Still, high-level post-scandal political comebacks aren’t impossible. Peter Mandelson is probably the outstanding example in recent times, resigning twice from the Blair cabinet only to find himself reappointed after a decent pause, and even coming back a third time when Gordon Brown unexpectedly looked to him for the secret of political resurrection. Before “Mandy”, in an earlier age there was “Parky” (Cecil Parkinson), a favourite of Margaret Thatcher who might have been appointed chancellor and succeeded her were it not for his affair with his secretary. He quit when the story broke in 1983, but six years on Thatcher brought him back to cabinet as energy and transport secretary, where he failed to revive the old magic. William Hague actually made him party chair for a while, but only to let his ravaged party wallow in the warm glow of nostalgia for the 1983 election landslide Parky engineered.

The only other remotely successful political comeback after a humiliating sacking was, erm, Boris Johnson. Some might have thought (hoped) Johnson’s career was over when party leader Michael Howard fired him as a shadow culture minister back in 2004. It was, of course, because Johnson had lied to him about an affair.

Tellingly, though, the spin put around by a “friend” of Johnson at the time was clever as well as prophetic, painting him as some heroic figure sticking up for his wife and children: “Michael Howard has made a terrible error of judgement. Boris's private life has nothing to do with the press or anyone else. He should not be dismissed for trying to protect his family, which is all he has done.”
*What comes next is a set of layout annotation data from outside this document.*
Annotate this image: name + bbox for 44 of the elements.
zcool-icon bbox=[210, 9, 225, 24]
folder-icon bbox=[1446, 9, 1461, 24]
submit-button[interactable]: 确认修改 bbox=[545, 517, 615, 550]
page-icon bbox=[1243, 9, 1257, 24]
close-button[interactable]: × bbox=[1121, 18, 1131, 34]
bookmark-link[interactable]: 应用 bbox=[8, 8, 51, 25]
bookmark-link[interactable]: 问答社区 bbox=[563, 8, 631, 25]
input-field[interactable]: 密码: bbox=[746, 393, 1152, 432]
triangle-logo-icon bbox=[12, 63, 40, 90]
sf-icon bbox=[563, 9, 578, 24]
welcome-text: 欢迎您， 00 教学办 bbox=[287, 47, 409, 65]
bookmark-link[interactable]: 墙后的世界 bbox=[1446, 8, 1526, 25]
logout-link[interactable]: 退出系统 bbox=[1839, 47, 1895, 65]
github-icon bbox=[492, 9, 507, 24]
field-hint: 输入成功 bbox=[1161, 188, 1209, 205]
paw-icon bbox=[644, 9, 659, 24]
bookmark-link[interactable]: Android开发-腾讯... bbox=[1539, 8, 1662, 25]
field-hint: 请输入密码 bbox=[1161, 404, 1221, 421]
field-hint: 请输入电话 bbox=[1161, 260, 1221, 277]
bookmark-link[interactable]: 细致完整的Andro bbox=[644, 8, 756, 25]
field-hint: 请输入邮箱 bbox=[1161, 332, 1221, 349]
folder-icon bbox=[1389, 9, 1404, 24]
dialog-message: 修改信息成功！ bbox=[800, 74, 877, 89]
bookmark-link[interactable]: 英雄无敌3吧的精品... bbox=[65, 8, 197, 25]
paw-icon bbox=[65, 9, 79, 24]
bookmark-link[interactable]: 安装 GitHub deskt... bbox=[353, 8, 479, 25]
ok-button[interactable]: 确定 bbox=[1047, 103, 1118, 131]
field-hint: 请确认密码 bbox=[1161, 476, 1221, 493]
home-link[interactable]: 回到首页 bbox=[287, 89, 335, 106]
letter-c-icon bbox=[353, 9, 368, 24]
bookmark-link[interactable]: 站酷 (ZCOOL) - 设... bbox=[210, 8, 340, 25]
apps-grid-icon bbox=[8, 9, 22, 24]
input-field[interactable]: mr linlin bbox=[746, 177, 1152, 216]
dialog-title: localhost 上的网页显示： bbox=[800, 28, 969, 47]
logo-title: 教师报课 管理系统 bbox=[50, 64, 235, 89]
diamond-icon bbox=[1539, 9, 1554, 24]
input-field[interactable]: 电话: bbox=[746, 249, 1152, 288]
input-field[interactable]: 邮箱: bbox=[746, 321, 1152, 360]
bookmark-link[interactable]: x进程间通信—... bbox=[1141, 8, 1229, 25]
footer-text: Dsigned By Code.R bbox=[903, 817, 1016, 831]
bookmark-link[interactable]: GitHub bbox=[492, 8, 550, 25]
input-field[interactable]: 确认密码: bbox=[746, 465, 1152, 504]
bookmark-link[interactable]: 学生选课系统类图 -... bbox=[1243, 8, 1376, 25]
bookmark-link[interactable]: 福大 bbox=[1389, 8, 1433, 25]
“It is this kind of over-reaction that is driving people away from public life. Much worse was written about Bill Clinton, and he is considered a great statesman. Boris will be back: the Tories need him more than he needs them.”

The lesson would seem to be that to get back successfully after a scandal you have to be like Mandelson and Johnson, and possess the dark native cunning of the true political survivor. Self-belief is nowhere near enough, as Hancock is discovering.